Le successeur du prince héritier doit être choisi par un conseil restreint au sein de la dynastie des Saoud, pour la première fois dans l’histoire du royaume. Ce conseil a été créé à la suite d’une réforme des modalités de succession introduite en 2006 pour assurer une transition pacifique du pouvoir dans cette monarchie. De toute évidence, c’est le puissant ministre de l’Intérieur, le prince Nayef ben Abdel Aziz (78 ans), qui devrait devenir prince héritier, après sa nomination en mars 2009 par le roi au poste de deuxième vice-Premier ministre.
Le prince Nayef a de solides relations dans le monde arabe. Il a, selon des diplomates, joué un rôle dans la décision du royaume d’accueillir le président tunisien déchu Zine el-Abidine Ben Ali et d’envoyer des troupes à Bahreïn pour aider à la répression du mouvement de contestation.
Son ministère a par ailleurs été confronté à la montée en puissance d’el-Qaëda dans un royaume ensanglanté par une vague d’attentats entre 2003 et 2006. Il a sévi contre le réseau, obligeant ses chefs et ses membres à s’enfuir au Yémen. Il a également démantelé les organisations caritatives qui collectaient des dons pour le réseau d’Oussama Ben Laden qui avait été déchu de sa nationalité saoudienne.
Dans le même temps, le ministère de l’Intérieur réprimait des activistes progressistes, s’attirant les critiques des militants des droits de l’homme.
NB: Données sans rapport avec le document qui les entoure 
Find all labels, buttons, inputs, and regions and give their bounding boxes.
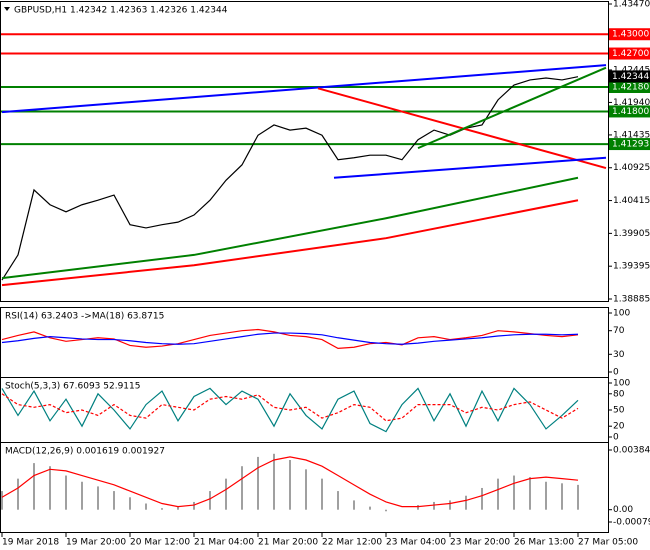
y-tick-label: -0.000791 bbox=[613, 518, 650, 528]
x-tick-label: 23 Mar 04:00 bbox=[386, 538, 446, 548]
y-tick-label: 0.00 bbox=[613, 505, 633, 515]
y-tick-label: 1.43470 bbox=[613, 0, 650, 10]
panel-title: GBPUSD,H1 1.42342 1.42363 1.42326 1.4234… bbox=[14, 6, 228, 16]
panel-frame bbox=[0, 1, 609, 302]
panel-title: RSI(14) 63.2403 ->MA(18) 63.8715 bbox=[5, 312, 164, 322]
y-tick-label: 0 bbox=[613, 368, 619, 378]
y-tick-label: 1.39905 bbox=[613, 229, 650, 239]
level-tag bbox=[609, 28, 650, 41]
y-tick-label: 0 bbox=[613, 433, 619, 443]
y-tick-label: 1.40415 bbox=[613, 196, 650, 206]
panel-frame bbox=[0, 442, 609, 533]
series-line bbox=[1, 387, 579, 433]
x-tick-label: 19 Mar 20:00 bbox=[66, 538, 126, 548]
series-line bbox=[417, 66, 607, 150]
series-line bbox=[317, 87, 607, 170]
y-tick-label: 1.41435 bbox=[613, 130, 650, 140]
x-tick-label: 27 Mar 05:00 bbox=[578, 538, 638, 548]
price-label: 1.42344 bbox=[612, 72, 649, 82]
y-tick-label: 1.40925 bbox=[613, 163, 650, 173]
x-tick-label: 23 Mar 20:00 bbox=[450, 538, 510, 548]
y-tick-label: 50 bbox=[613, 406, 625, 416]
symbol-icon bbox=[4, 7, 10, 11]
y-tick-label: 0.003844 bbox=[613, 446, 650, 456]
series-line bbox=[1, 456, 579, 508]
y-tick-label: 1.38885 bbox=[613, 295, 650, 305]
level-tag bbox=[609, 47, 650, 60]
panel-title: Stoch(5,3,3) 67.6093 52.9115 bbox=[5, 382, 140, 392]
panel-frame bbox=[0, 307, 609, 378]
y-tick-label: 1.39395 bbox=[613, 262, 650, 272]
level-tag bbox=[609, 80, 650, 93]
series-line bbox=[1, 328, 579, 350]
level-tag bbox=[609, 105, 650, 118]
series-line bbox=[1, 76, 579, 281]
series-line bbox=[1, 393, 579, 422]
level-label: 1.42700 bbox=[612, 49, 649, 59]
panel-title: MACD(12,26,9) 0.001619 0.001927 bbox=[5, 447, 165, 457]
level-tag bbox=[609, 138, 650, 151]
level-label: 1.41800 bbox=[612, 107, 649, 117]
y-tick-label: 20 bbox=[613, 422, 625, 432]
y-tick-label: 80 bbox=[613, 389, 625, 399]
series-line bbox=[1, 64, 607, 114]
level-label: 1.43000 bbox=[612, 30, 649, 40]
x-tick-label: 19 Mar 2018 bbox=[2, 538, 59, 548]
x-tick-label: 22 Mar 12:00 bbox=[322, 538, 382, 548]
y-tick-label: 100 bbox=[613, 379, 630, 389]
y-tick-label: 100 bbox=[613, 309, 630, 319]
price-tag bbox=[609, 70, 650, 83]
level-label: 1.41293 bbox=[612, 140, 649, 150]
level-label: 1.42180 bbox=[612, 82, 649, 92]
y-tick-label: 30 bbox=[613, 350, 625, 360]
x-tick-label: 26 Mar 13:00 bbox=[514, 538, 574, 548]
y-tick-label: 70 bbox=[613, 326, 625, 336]
x-tick-label: 21 Mar 04:00 bbox=[194, 538, 254, 548]
series-line bbox=[333, 156, 607, 179]
series-line bbox=[1, 176, 579, 280]
y-tick-label: 1.41940 bbox=[613, 98, 650, 108]
x-tick-label: 20 Mar 12:00 bbox=[130, 538, 190, 548]
series-line bbox=[1, 332, 579, 345]
series-line bbox=[1, 199, 579, 287]
x-tick-label: 21 Mar 20:00 bbox=[258, 538, 318, 548]
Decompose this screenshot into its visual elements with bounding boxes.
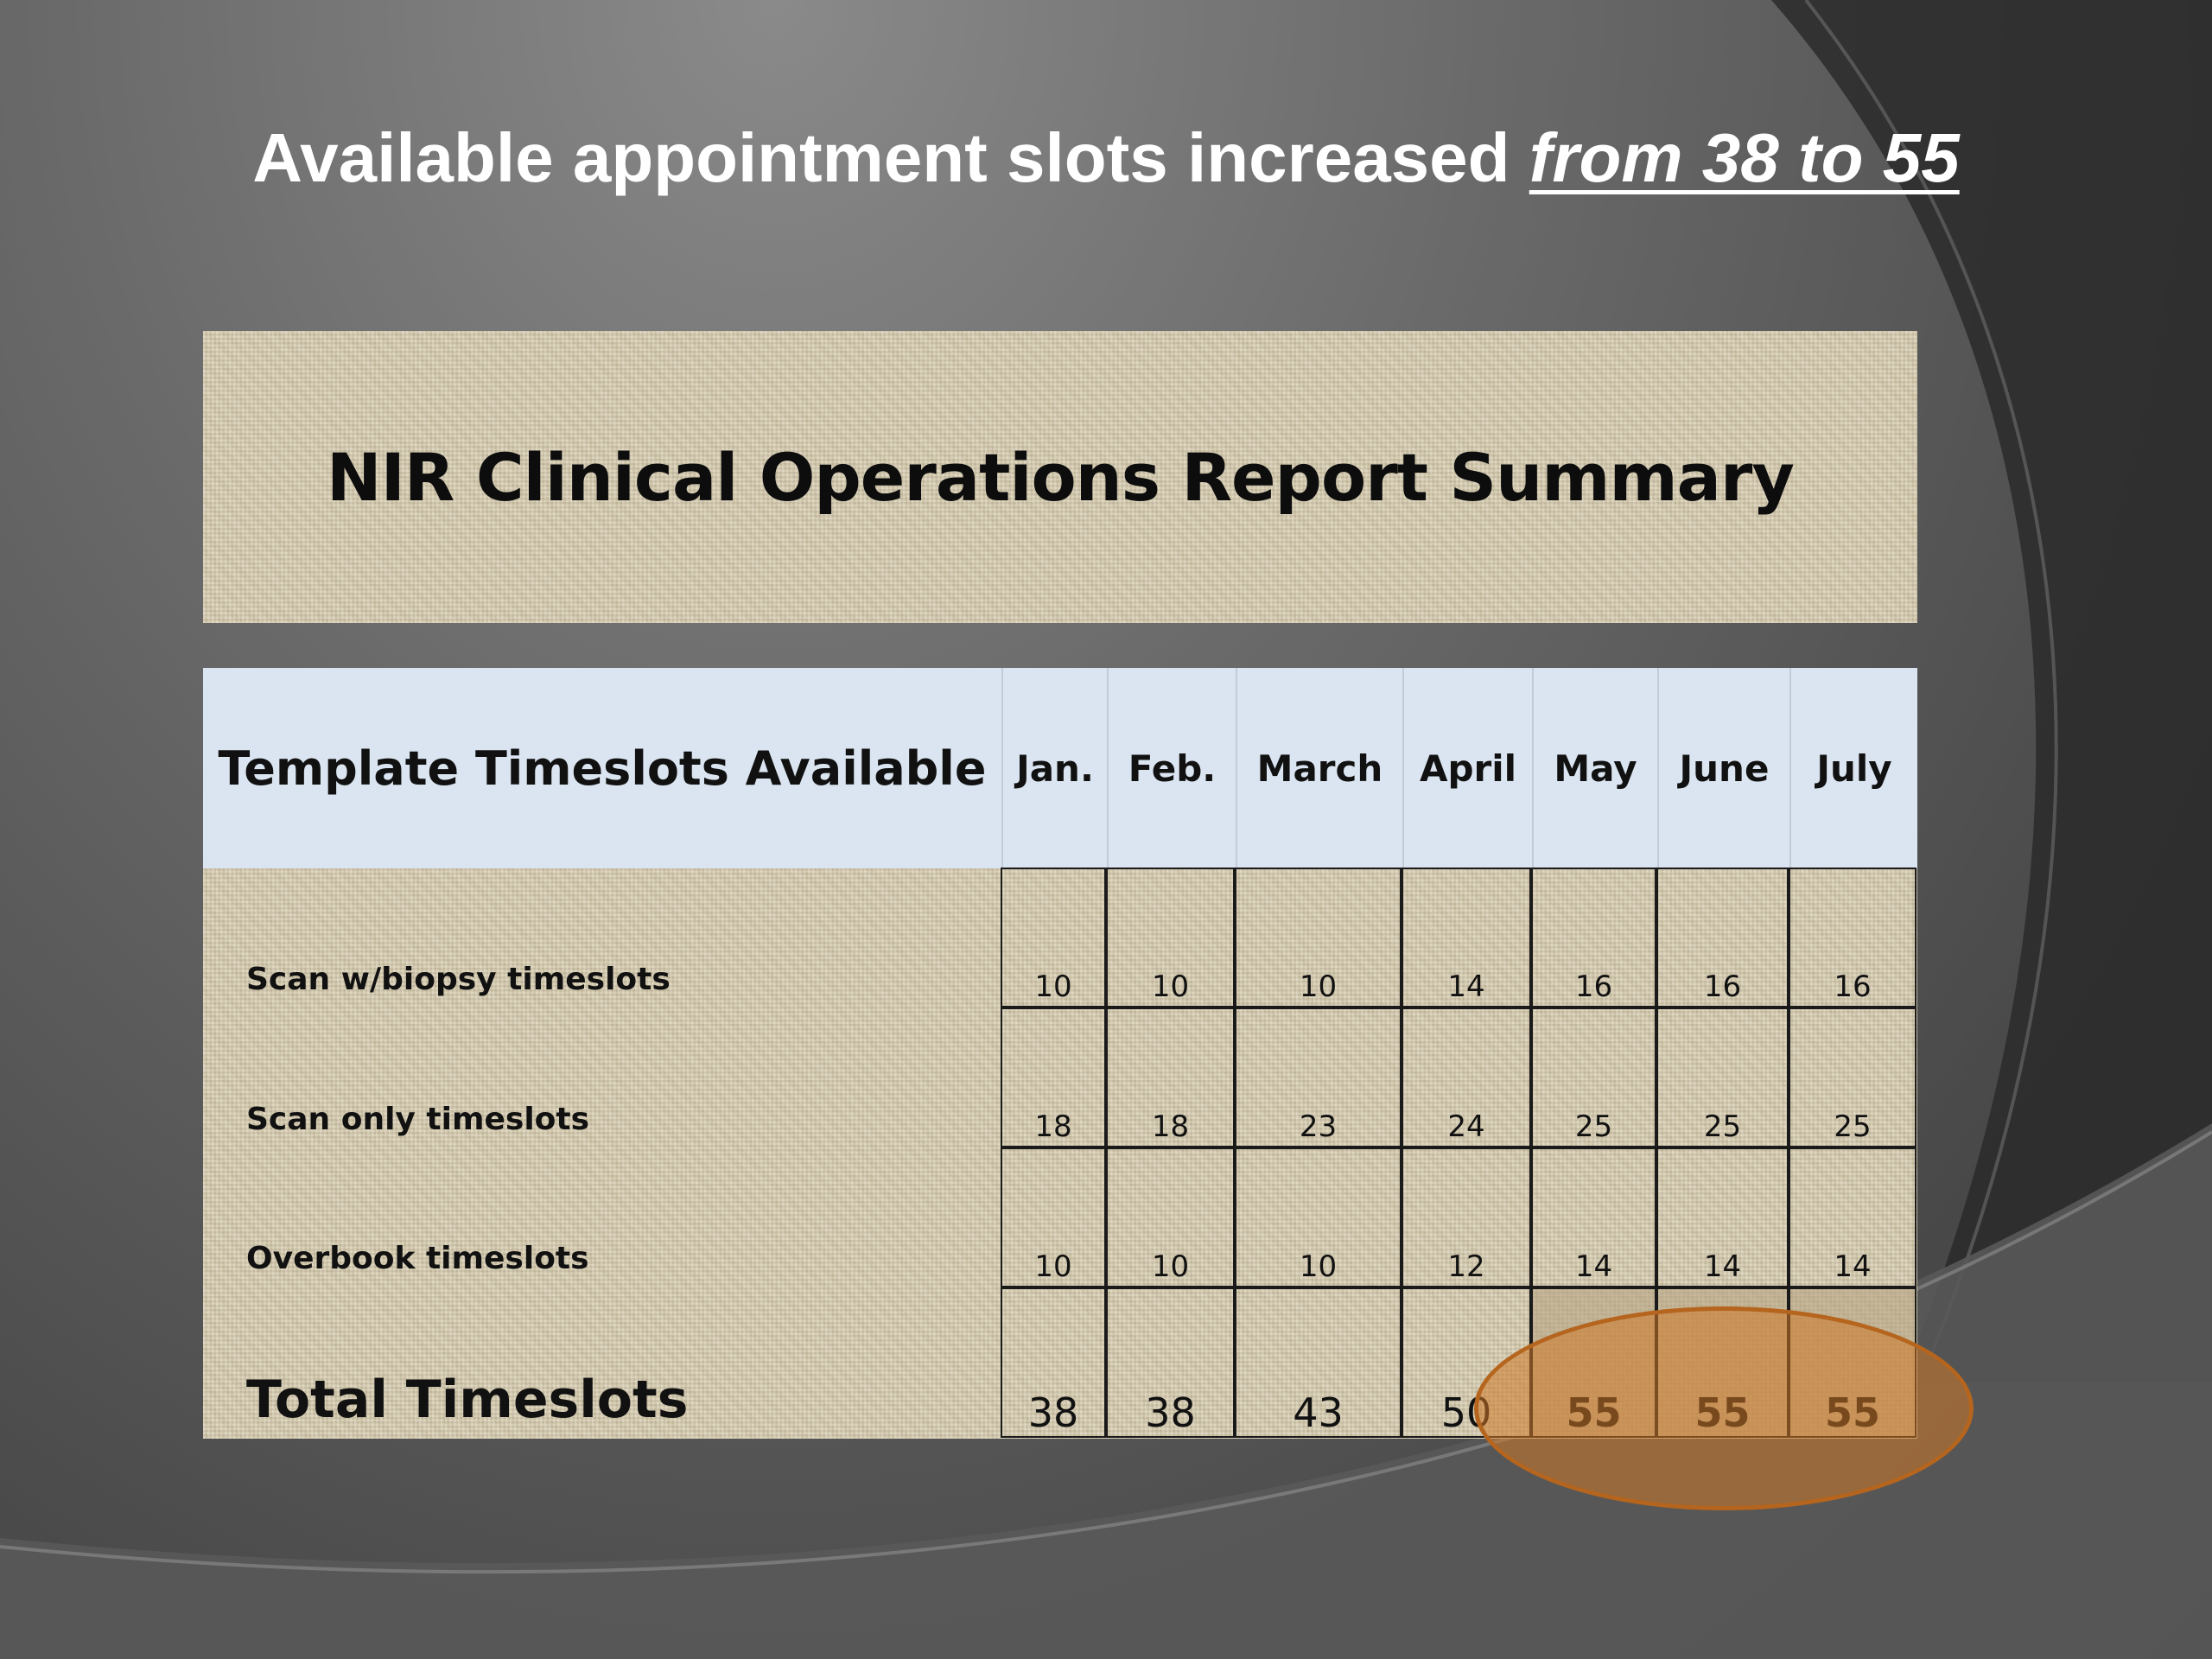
table-cell: 16 (1656, 868, 1789, 1007)
cell-value: 10 (1034, 969, 1072, 1004)
table-cell: 14 (1531, 1147, 1656, 1287)
table-header-label: Template Timeslots Available (218, 741, 987, 796)
cell-value: 10 (1299, 1249, 1338, 1284)
cell-value: 14 (1574, 1249, 1613, 1284)
cell-value: 18 (1034, 1109, 1072, 1144)
cell-value: 16 (1574, 969, 1613, 1004)
cell-value: 14 (1703, 1249, 1742, 1284)
table-cell: 18 (1106, 1007, 1235, 1147)
cell-value: 10 (1151, 969, 1190, 1004)
table-cell: 10 (1235, 1147, 1402, 1287)
table-cell: 14 (1656, 1147, 1789, 1287)
cell-value: 14 (1834, 1249, 1872, 1284)
table-cell: 25 (1531, 1007, 1656, 1147)
report-header: NIR Clinical Operations Report Summary (203, 331, 1917, 623)
table-cell: 24 (1402, 1007, 1531, 1147)
table-cell: 16 (1531, 868, 1656, 1007)
cell-value: 18 (1151, 1109, 1190, 1144)
report-title: NIR Clinical Operations Report Summary (327, 438, 1795, 516)
table-cell: 23 (1235, 1007, 1402, 1147)
table-cell-total: 38 (1106, 1287, 1235, 1438)
cell-value: 16 (1703, 969, 1742, 1004)
cell-value: 10 (1151, 1249, 1190, 1284)
cell-value: 25 (1574, 1109, 1613, 1144)
slide-title-main: Available appointment slots increased (252, 119, 1529, 196)
month-header-april: April (1402, 668, 1532, 868)
highlight-ellipse (1474, 1306, 1974, 1510)
month-header-jan: Jan. (1001, 668, 1107, 868)
table-cell: 10 (1001, 1147, 1106, 1287)
table-cell: 10 (1106, 868, 1235, 1007)
month-header-may: May (1532, 668, 1657, 868)
table-cell: 18 (1001, 1007, 1106, 1147)
table-cell: 12 (1402, 1147, 1531, 1287)
table-cell: 25 (1656, 1007, 1789, 1147)
table-cell: 10 (1106, 1147, 1235, 1287)
table-cell: 14 (1789, 1147, 1916, 1287)
table-cell: 10 (1235, 868, 1402, 1007)
month-header-july: July (1789, 668, 1917, 868)
row-label-scan-only: Scan only timeslots (246, 1102, 590, 1137)
cell-value: 10 (1034, 1249, 1072, 1284)
cell-value: 23 (1299, 1109, 1338, 1144)
cell-value: 25 (1834, 1109, 1872, 1144)
month-header-march: March (1236, 668, 1402, 868)
cell-value: 12 (1447, 1249, 1485, 1284)
cell-value: 14 (1447, 969, 1485, 1004)
month-header-june: June (1657, 668, 1789, 868)
cell-value: 16 (1834, 969, 1872, 1004)
cell-value: 24 (1447, 1109, 1485, 1144)
cell-value: 43 (1293, 1389, 1344, 1436)
table-cell: 16 (1789, 868, 1916, 1007)
row-label-total: Total Timeslots (246, 1370, 689, 1430)
slide-title: Available appointment slots increased fr… (0, 111, 2212, 206)
table-cell-total: 43 (1235, 1287, 1402, 1438)
month-header-feb: Feb. (1107, 668, 1236, 868)
table-header-row: Template Timeslots Available Jan. Feb. M… (203, 668, 1917, 868)
row-label-scan-biopsy: Scan w/biopsy timeslots (246, 962, 671, 997)
cell-value: 10 (1299, 969, 1338, 1004)
row-label-overbook: Overbook timeslots (246, 1241, 589, 1276)
cell-value: 25 (1703, 1109, 1742, 1144)
cell-value: 38 (1027, 1389, 1079, 1436)
cell-value: 38 (1145, 1389, 1196, 1436)
table-cell: 25 (1789, 1007, 1916, 1147)
slide-title-emphasis: from 38 to 55 (1529, 119, 1960, 196)
table-cell: 14 (1402, 868, 1531, 1007)
table-cell: 10 (1001, 868, 1106, 1007)
table-cell-total: 38 (1001, 1287, 1106, 1438)
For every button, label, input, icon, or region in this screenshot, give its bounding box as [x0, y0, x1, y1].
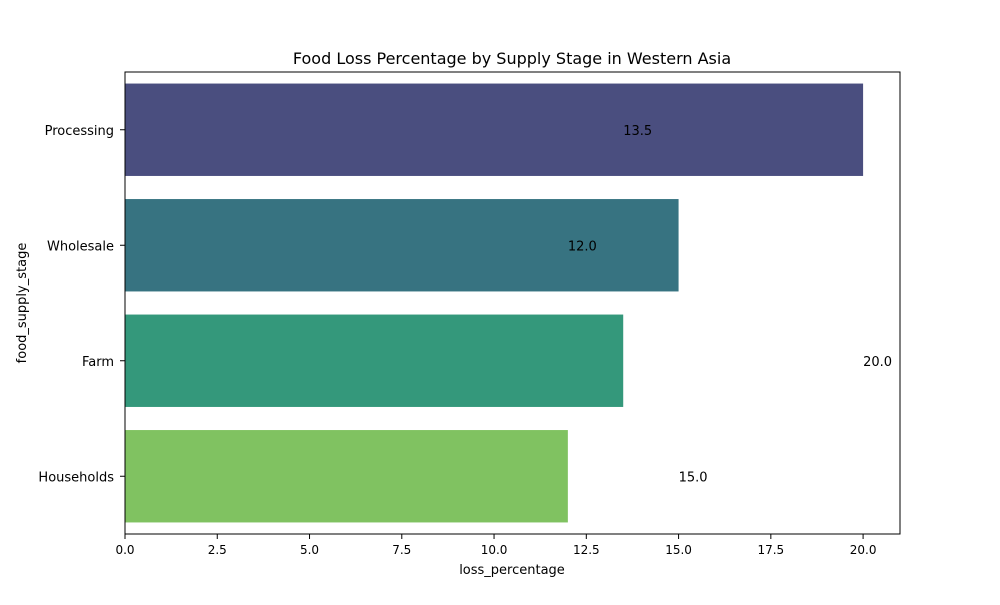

Demi-frère du roi, le prince Nayef a la réputation d’être plus conservateur que le souverain et feu le prince héritier. Il ne voit pas l’intérêt d’élections au Conseil consultatif, dont les 150 membres sont nommés, ni de la présence de femmes dans cette instance. Plus encore, il avait défendu les hommes de la police religieuse qui ont été souvent accusés de brutalité et d’abus.
Signalons que de nombreux dirigeants dans le monde ont salué la mémoire de Sultan ben Abdel Aziz, dont le président américain Barack Obama, le président français Nicolas Sarkozy, le Premier ministre britannique David Cameron, ainsi que le roi jordanien Abdallah II. Même Téhéran et Damas s’y sont mis : le ministre iranien des AE Ali Akbar Salehi a adressé ses condoléances à l’Arabie saoudite, au moment où les relations entre les deux pays sont particulièrement tendues, et le président syrien Bachar el-Assad a adressé ses condoléances au roi Abdallah « au nom du peuple syrien ».